El olvido es el hueco que resta cuando lo que fue es negado, e iniciamos el proceso de culminación de nuestra finitud. La memoria minimiza cuantitativamente lo vivido, desaparecen acontecimientos y solo nos queda el rastro emocional difuso, por cuanto no sabemos de qué proviene.
Empezamos a morir cuando olvidamos; la existencia se reduce a una sensación escasa de hechos, aunque a una abundancia de emociones. Y, gracias al olvido, nos orientamos por esos sentimientos arraigados que nos generan la certeza de qué deseamos seguir viviendo y qué no.
Nuestro existir deviene un reducto en plenitud, ya que, aunque carentes de algunos, o munchos, recuerdos, sentimos haber vivido. Si alguien nos requiere una explicación de algún acontecimiento, podemos distorsionarla; es decir, inclusive el recuerdo ha sido esculpido de lo que tuvo de bueno, si era bueno; e intensificado lo malo, si era malo.
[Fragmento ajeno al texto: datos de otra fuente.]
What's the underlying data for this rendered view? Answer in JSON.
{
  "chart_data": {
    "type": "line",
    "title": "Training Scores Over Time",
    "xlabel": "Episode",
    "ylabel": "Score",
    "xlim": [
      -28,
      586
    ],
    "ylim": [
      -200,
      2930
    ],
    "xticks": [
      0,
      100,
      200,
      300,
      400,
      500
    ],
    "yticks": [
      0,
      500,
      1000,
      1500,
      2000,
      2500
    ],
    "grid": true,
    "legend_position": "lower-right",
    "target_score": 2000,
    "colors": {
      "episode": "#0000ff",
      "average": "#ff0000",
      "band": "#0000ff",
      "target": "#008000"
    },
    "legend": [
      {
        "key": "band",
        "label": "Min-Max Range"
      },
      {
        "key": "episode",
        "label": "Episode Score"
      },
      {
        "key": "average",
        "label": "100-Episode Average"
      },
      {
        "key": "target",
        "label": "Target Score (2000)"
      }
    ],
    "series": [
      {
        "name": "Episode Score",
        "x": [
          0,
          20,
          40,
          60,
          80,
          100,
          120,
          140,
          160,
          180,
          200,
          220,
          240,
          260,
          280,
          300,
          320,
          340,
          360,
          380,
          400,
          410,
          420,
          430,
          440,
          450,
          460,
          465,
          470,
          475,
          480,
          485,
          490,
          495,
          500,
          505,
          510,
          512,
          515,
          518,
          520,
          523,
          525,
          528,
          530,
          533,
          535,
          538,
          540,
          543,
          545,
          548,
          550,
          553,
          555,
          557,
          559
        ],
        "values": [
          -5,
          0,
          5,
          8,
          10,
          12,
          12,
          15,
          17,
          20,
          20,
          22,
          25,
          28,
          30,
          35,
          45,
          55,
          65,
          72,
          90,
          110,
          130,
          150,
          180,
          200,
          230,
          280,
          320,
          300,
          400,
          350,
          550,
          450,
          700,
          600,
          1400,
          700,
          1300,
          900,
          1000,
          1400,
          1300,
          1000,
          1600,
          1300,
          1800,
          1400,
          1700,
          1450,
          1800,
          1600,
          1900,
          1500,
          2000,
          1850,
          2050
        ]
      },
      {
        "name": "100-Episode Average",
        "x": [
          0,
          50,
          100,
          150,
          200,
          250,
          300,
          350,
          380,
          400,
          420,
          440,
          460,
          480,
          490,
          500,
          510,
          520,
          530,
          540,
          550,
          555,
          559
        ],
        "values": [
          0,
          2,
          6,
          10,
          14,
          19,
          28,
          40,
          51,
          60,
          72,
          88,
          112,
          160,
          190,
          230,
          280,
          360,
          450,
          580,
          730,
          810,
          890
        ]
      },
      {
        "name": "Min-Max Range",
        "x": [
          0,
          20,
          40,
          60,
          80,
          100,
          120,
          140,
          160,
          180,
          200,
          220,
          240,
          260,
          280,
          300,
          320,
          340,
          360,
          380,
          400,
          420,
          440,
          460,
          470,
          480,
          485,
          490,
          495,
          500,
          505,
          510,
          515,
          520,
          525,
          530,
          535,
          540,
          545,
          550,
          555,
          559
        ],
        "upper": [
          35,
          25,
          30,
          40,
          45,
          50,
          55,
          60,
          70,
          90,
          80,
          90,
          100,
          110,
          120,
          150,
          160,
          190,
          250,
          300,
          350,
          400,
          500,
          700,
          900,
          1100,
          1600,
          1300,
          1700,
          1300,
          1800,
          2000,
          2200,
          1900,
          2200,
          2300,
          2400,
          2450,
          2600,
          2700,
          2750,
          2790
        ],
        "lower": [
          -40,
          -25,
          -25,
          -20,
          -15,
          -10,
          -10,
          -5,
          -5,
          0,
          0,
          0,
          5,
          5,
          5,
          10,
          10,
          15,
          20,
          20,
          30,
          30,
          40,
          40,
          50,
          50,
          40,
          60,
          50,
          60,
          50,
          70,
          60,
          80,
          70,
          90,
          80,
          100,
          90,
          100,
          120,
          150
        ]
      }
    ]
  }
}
El recuerdo es vívido, porque contiene nuestra experiencia emocional; el olvido es oscuridad, si tenemos conciencia de que algo había; y vacío cuando ni tan siquiera somos conscientes de haber olvidado un algo.
Así, olvidamos en ese tránsito lento y pausado -la existencia- hacia la muerte, y solo quien ha olvidado ha vivido suficientemente como para hacer gala de ser prácticamente lo que resta tras el olvido.